Mais quelles que soient les décisions et les concessions annoncées sur ces sujets par Édouard Philippe mercredi, celles-ci ne changeront pas fondamentalement la nature de la réforme voulue par Emmanuel Macron. Elle vise d’abord, et la plupart des Français ne l’ignorent plus, à faire des économies. Le système de retraite universel par points, dont le rapport Delevoye présenté en juillet a tracé les grandes orientations, prévoit de limiter à 14 % la part des dépenses consacrées aux retraites dans le PIB. « 14 %, c’est un plafond », a déclaré Jean-Paul Delevoye le 11 octobre sur France Inter. Or comme les plus de 65 ans, qui représentent 20 % de la population française en 2020, seront 27 % en 2050, les pensions baisseront mécaniquement. La prise en compte de l’intégralité de la carrière au lieu des vingt-cinq meilleures années aggravera encore cette diminution. Contrairement aux affirmations du gouvernement, la réforme ne fera quasiment que des perdants.

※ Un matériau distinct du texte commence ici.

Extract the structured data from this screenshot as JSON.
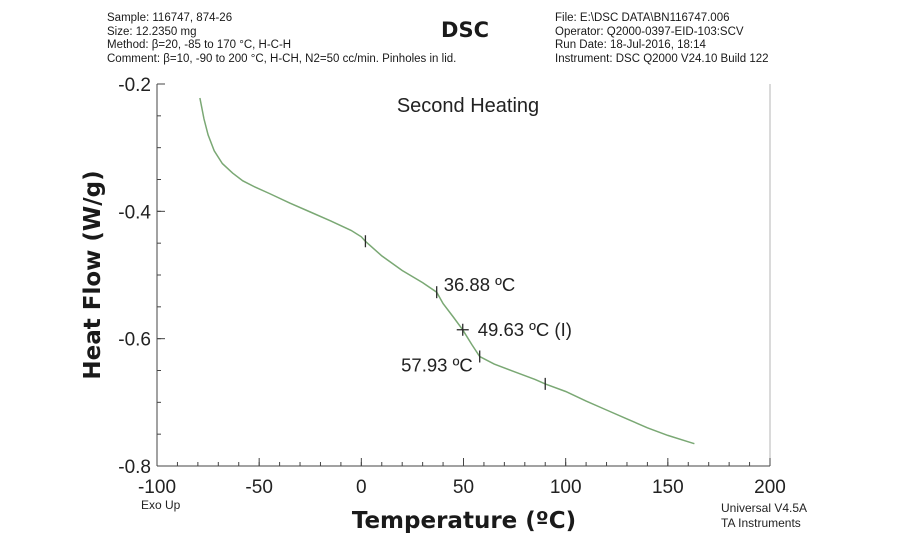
{
  "header": {
    "left": [
      "Sample: 116747, 874-26",
      "Size: 12.2350 mg",
      "Method: β=20, -85 to 170 °C, H-C-H",
      "Comment: β=10, -90 to 200 °C, H-CH, N2=50 cc/min. Pinholes in lid."
    ],
    "title": "DSC",
    "right": [
      "File: E:\\DSC DATA\\BN116747.006",
      "Operator: Q2000-0397-EID-103:SCV",
      "Run Date: 18-Jul-2016, 18:14",
      "Instrument: DSC Q2000 V24.10 Build 122"
    ]
  },
  "footer": {
    "exo_up": "Exo Up",
    "software": "Universal V4.5A",
    "vendor": "TA Instruments"
  },
  "colors": {
    "curve": "#7aa874",
    "marker": "#2a2a2a",
    "axis": "#444444"
  },
  "chart_data": {
    "type": "line",
    "title": "Second Heating",
    "xlabel": "Temperature (ºC)",
    "ylabel": "Heat Flow (W/g)",
    "xlim": [
      -100,
      200
    ],
    "ylim": [
      -0.8,
      -0.2
    ],
    "xticks": [
      -100,
      -50,
      0,
      50,
      100,
      150,
      200
    ],
    "yticks": [
      -0.2,
      -0.4,
      -0.6,
      -0.8
    ],
    "ytick_labels": [
      "-0.2",
      "-0.4",
      "-0.6",
      "-0.8"
    ],
    "series": [
      {
        "name": "Heat Flow",
        "x": [
          -79,
          -77,
          -75,
          -72,
          -68,
          -63,
          -58,
          -52,
          -45,
          -35,
          -25,
          -15,
          -5,
          0,
          2,
          10,
          20,
          30,
          36.88,
          40,
          45,
          49.63,
          54,
          57.93,
          65,
          75,
          85,
          90,
          100,
          110,
          120,
          130,
          140,
          150,
          160,
          163
        ],
        "y": [
          -0.222,
          -0.255,
          -0.28,
          -0.305,
          -0.325,
          -0.34,
          -0.352,
          -0.362,
          -0.372,
          -0.387,
          -0.401,
          -0.415,
          -0.43,
          -0.44,
          -0.447,
          -0.47,
          -0.493,
          -0.512,
          -0.527,
          -0.545,
          -0.566,
          -0.586,
          -0.609,
          -0.628,
          -0.64,
          -0.652,
          -0.664,
          -0.671,
          -0.683,
          -0.698,
          -0.712,
          -0.726,
          -0.74,
          -0.752,
          -0.762,
          -0.765
        ]
      }
    ],
    "markers": [
      {
        "x": 2,
        "y": -0.447
      },
      {
        "x": 36.88,
        "y": -0.527
      },
      {
        "x": 49.63,
        "y": -0.586
      },
      {
        "x": 57.93,
        "y": -0.628
      },
      {
        "x": 90,
        "y": -0.671
      }
    ],
    "annotations": [
      {
        "label": "36.88 ºC",
        "x": 36.88,
        "y": -0.527
      },
      {
        "label": "49.63 ºC (I)",
        "x": 49.63,
        "y": -0.586
      },
      {
        "label": "57.93 ºC",
        "x": 57.93,
        "y": -0.628
      }
    ]
  }
}
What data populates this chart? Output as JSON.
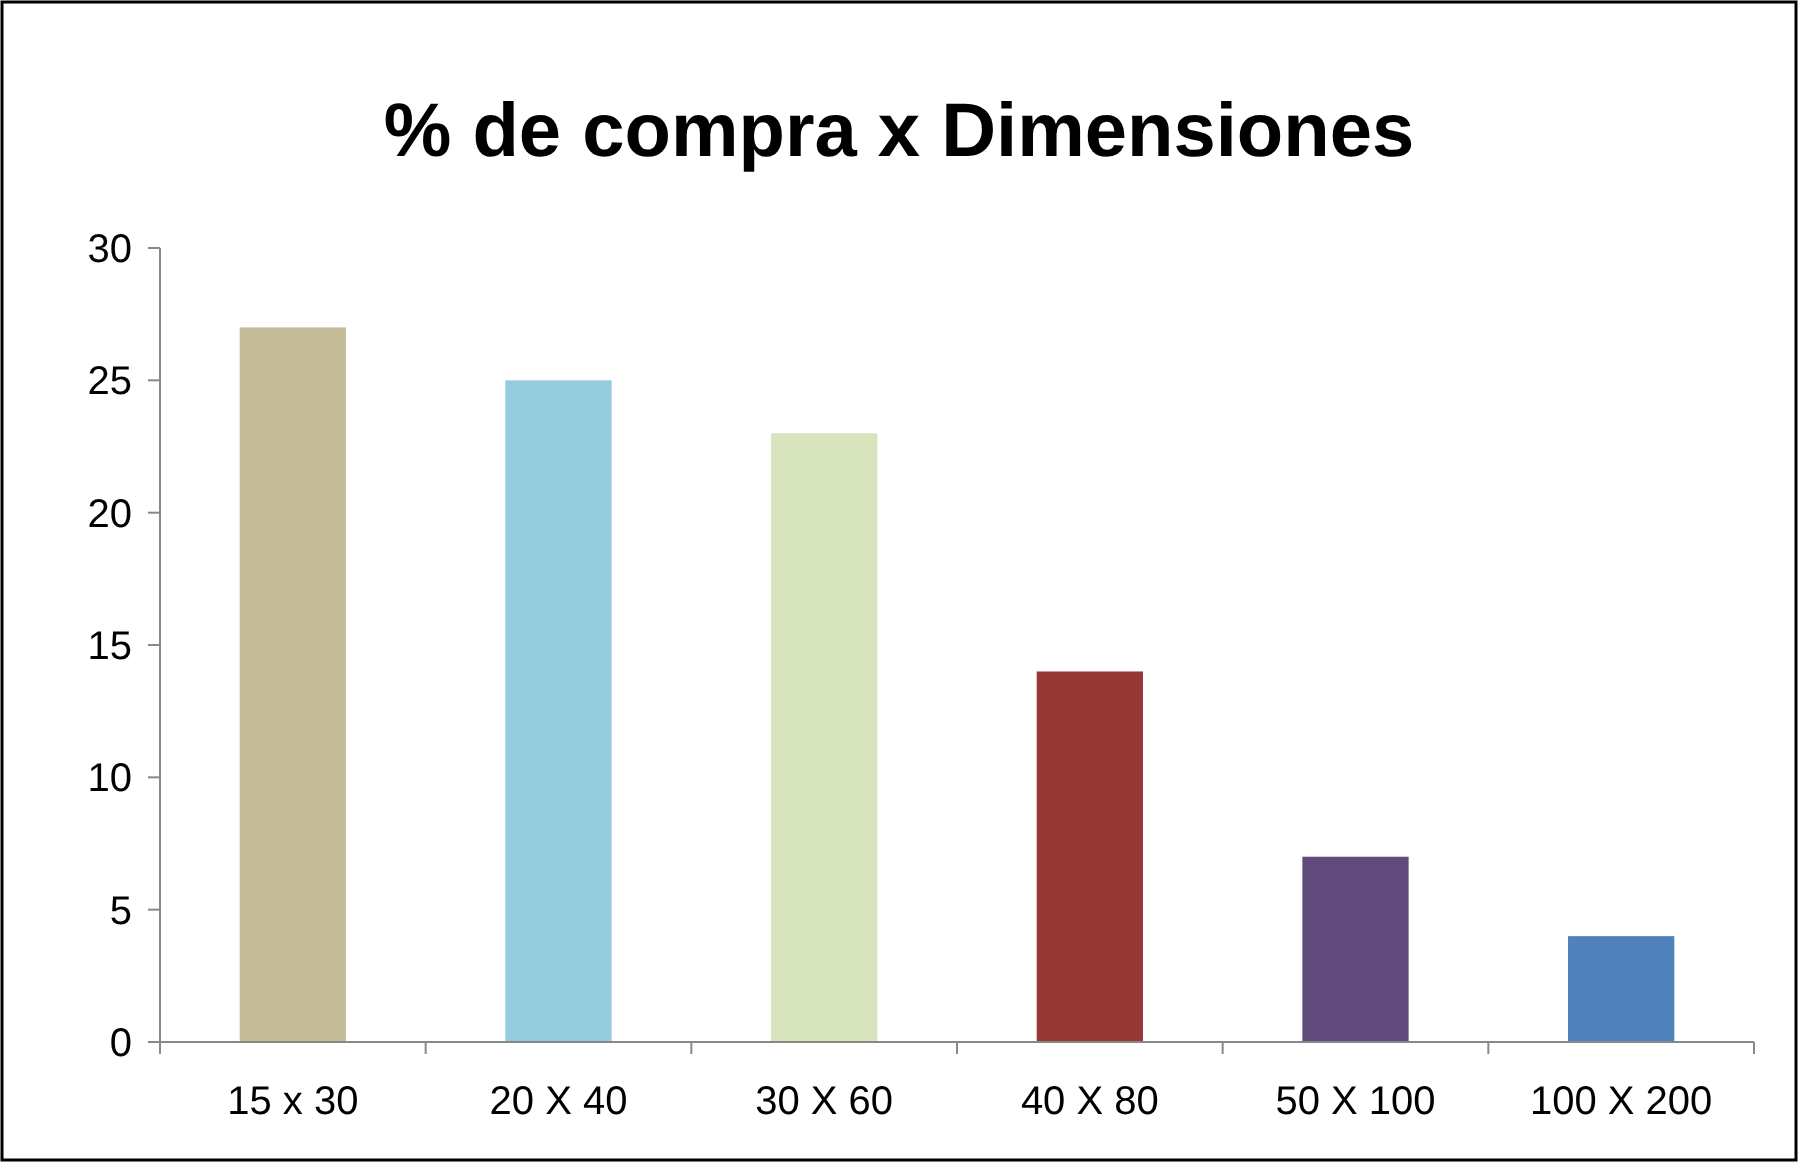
{
  "chart_data": {
    "type": "bar",
    "title": "% de compra x Dimensiones",
    "categories": [
      "15 x 30",
      "20 X 40",
      "30 X 60",
      "40 X 80",
      "50 X 100",
      "100 X 200"
    ],
    "values": [
      27,
      25,
      23,
      14,
      7,
      4
    ],
    "colors": [
      "#c4bc96",
      "#93cddd",
      "#d7e4bd",
      "#953735",
      "#604a7b",
      "#4f81bd"
    ],
    "ylim": [
      0,
      30
    ],
    "yticks": [
      0,
      5,
      10,
      15,
      20,
      25,
      30
    ],
    "grid": false
  }
}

Afin de compenser autant que faire se peut cette érosion des pensions, deux solutions sont envisageables. Emmanuel Macron en a évoqué une quand, à la fin du « Grand Débat », il a avancé l’idée que tout en maintenant l’âge du départ en retraite à 62 ans il faudrait instituer un « âge pivot » ou « âge d’équilibre » à 64 ans (qui pourra être repoussé dans les prochaines années), en dessous duquel les retraites subiraient une décote et au-delà duquel elles pourraient être augmentées. En clair, il faudra travailler plus longtemps pour obtenir une pension satisfaisante. L’exécutif est bien moins disert sur la deuxième solution, dont une disposition de la loi Pacte, entrée en vigueur au 1er octobre, favorise le développement : il s’agit de l’épargne retraite disponible auprès des banques et des assureurs.

La logique du passage de notre système de retraite par répartition fondé sur la solidarité intergénérationnelle à un système de retraite par points individualisé apparaît ainsi crûment : le système de retraites public va progressivement devenir un filet de sécurité minimal, insuffisant pour garantir le maintien du niveau de vie des seniors, qui devra être complété impérativement par une épargne retraite, prise en dehors du système public, pour éviter le déclassement ou la misère.

« On pourrait enfin assister à une réelle émergence des fonds de pension en France », s’enthousiasmait début septembre le directeur exécutif de la société de conseil Optimind, Jean-Charles Simon, dans Les Échos. Le quotidien économique confirmait quelques jours plus tard que les géants américains, tels BlackRock, qui gère plus de 6 000 milliards de dollars d’actif (2), se penchaient avec gourmandise « sur les opportunités offertes par la réforme de l’épargne retraite ». Offertes par un président-banquier qui a confié le dossier des retraites à un Jean-Paul Delevoye qui avait « omis » de déclarer sa fonction d’administrateur au sein d’un institut de formation de l’assurance. Une distribution de rêve.

(1) 33 % des personnes interrogées par l’Ifop pour Le Journal du dimanche (8 décembre) déclarent soutenir ce mouvement de protestation (ils étaient 27 % une semaine auparavant) et 20 % déclarent de la sympathie (+1 point).

(2) Arte a consacré un documentaire instructif à ce gestionnaire de fonds, moins connu que la banque Goldman Sachs mais peut-être encore plus redoutable : « Ces financiers qui dirigent le monde – BlackRock », à voir en replay jusqu’au 16 décembre sur arte.tv ou youtube.